В результате этой болезни больная нога у Алика стала на 1,5 см короче, одна икроножная мышца атрофирована, а ступня на один номер обуви меньше. При ходьбе прихрамывал, но с возрастом стало незаметно, от армии был освобождён. Фактически Алик был инвалидом с детства. Ему полагалось работать не на тяжелой работе, но он почему-то работал наравне со всеми, и это сразу же сказалось; как только стала нагрузка на больную ногу; его мучения не закончились, он начал выпивать.

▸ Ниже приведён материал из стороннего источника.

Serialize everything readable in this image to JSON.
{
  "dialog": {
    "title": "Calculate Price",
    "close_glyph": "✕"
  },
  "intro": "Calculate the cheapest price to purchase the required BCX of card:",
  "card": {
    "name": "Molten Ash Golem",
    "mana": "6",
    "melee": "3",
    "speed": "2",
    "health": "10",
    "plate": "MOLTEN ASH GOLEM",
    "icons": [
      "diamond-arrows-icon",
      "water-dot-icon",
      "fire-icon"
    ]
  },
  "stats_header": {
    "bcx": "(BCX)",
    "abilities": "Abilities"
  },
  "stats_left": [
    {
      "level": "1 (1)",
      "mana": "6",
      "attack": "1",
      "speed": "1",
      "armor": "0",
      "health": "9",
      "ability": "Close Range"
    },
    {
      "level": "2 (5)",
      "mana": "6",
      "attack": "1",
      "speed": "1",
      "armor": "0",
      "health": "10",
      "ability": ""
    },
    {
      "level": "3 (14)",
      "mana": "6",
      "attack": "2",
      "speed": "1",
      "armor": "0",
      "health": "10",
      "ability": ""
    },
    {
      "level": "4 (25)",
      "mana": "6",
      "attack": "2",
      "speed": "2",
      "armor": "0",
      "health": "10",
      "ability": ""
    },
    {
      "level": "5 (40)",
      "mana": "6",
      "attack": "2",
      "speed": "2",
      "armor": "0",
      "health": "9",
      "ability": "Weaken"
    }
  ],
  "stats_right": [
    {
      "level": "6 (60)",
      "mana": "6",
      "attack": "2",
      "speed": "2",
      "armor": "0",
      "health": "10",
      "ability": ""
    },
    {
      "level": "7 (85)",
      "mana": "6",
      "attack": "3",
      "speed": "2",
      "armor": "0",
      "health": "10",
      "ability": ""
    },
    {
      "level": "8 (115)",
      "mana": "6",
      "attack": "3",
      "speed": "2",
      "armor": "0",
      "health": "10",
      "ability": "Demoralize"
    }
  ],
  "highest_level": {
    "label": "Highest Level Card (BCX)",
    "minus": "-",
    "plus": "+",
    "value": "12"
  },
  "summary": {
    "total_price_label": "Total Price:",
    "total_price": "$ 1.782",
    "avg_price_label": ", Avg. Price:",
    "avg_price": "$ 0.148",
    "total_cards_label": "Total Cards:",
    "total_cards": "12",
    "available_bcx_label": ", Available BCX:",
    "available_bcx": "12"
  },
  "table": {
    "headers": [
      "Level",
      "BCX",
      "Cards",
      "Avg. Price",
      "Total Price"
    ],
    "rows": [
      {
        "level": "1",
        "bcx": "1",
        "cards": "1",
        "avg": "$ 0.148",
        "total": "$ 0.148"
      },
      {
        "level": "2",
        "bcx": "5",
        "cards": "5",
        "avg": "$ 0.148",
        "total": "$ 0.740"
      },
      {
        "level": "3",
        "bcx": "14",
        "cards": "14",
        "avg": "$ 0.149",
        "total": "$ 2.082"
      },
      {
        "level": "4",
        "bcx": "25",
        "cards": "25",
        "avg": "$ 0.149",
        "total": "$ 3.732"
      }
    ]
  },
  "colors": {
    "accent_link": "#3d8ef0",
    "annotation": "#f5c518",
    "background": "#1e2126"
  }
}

В семье у Дау-опая было совсем по-другому, не так как у нас дома. Здесь все разговаривали на татарском языке. Дети не слушались маленькую бабулю — безногую Онькай, — и Рустам, и Алик перечили ей и грубили. Алик кричал на нее что-то по-татарски, когда она успокаивала его, чтобы он много не бегал. Несмотря на больную ногу, он был таким же шустрым, он подвижный как огонь. Я спросила у него: «Разве можно так кричать на бабулю?» Алик подумал и сказал: «Здесь так можно». Особенно с Онькай ругалась Дау-опай, её старшая дочь. Она её резко обрывала: «Кысылмагэз! Эшен булмасэн!» — «Не вмешивайтесь! Не ваше дело!» Альфия-опай пыталась их урезонить: «Онием! Онькай! Житар энды!» — «Мамочка, Бабуля! Хватит уже!»
Такое отношение к Онькай я быстро переняла. В перепалке с маленькой бабулей я перещеголяла и Алика, и Рустама. Вскоре уверенно щебетала на обоих языках. Зато я научилась татарскому языку. Один раз я даже пригрозила Онькаю кулачком. Она, бедная, пыталась за мной бежать, чтобы отшлёпать: « Мин синга курсатэрмэн йезэрэк курсатырга!» — «Я тебе покажу кулачок показывать!»
Онькай жаловалась маме, которая очень уставшая поздно вечером с большим трудом добиралась до дома с работы с одного конца Старого города на другой — в колхоз на Куйлюке на попутных бричках. Мама меня ругала, проклинала даже.
Так я с детства научилась ругаться со взрослыми, все так делают и я. «Марьям! Кора-лэ бу кызынгнэ, минэм блян паря-паря толаша!» — «Марьям! Посмотри-ка на свою дочь, со мной на пару ругается!» Мама меня никогда не могла поймать, чтобы побить, юркая была я.
Каждое утро Онькай обматывала свои ноги широкими бинтами, которые ей приносила с аптеки мама. Предварительно смазывала вазелином, потом одевала собственноручно стёганные бурки, по краям изнутри делала валики из ваты, чтобы помягче было. Одно колено у неё сильно болело, так как кость чуть-чуть выпирала. У другой ноги колено было сохранено, но на ней были мозоли. По вечерам, разбинтовав, было всегда покраснение.
Мы с бабушкой в комнате спали рядом, и Онькай утром показывала мне и жаловалась, что ноги болят, а вставать надо. Бабушка спала за ширмой на железной кровати с мягкой сеткой справа от входной двери, а я у её изголовья на сундуке. Мне её было очень жалко, и я старалась помочь отнести-принести, но вскоре убегала поиграть. Шестилетней усидеть на месте очень трудно.
Алик лежал на лечении в санатории, там он и учился.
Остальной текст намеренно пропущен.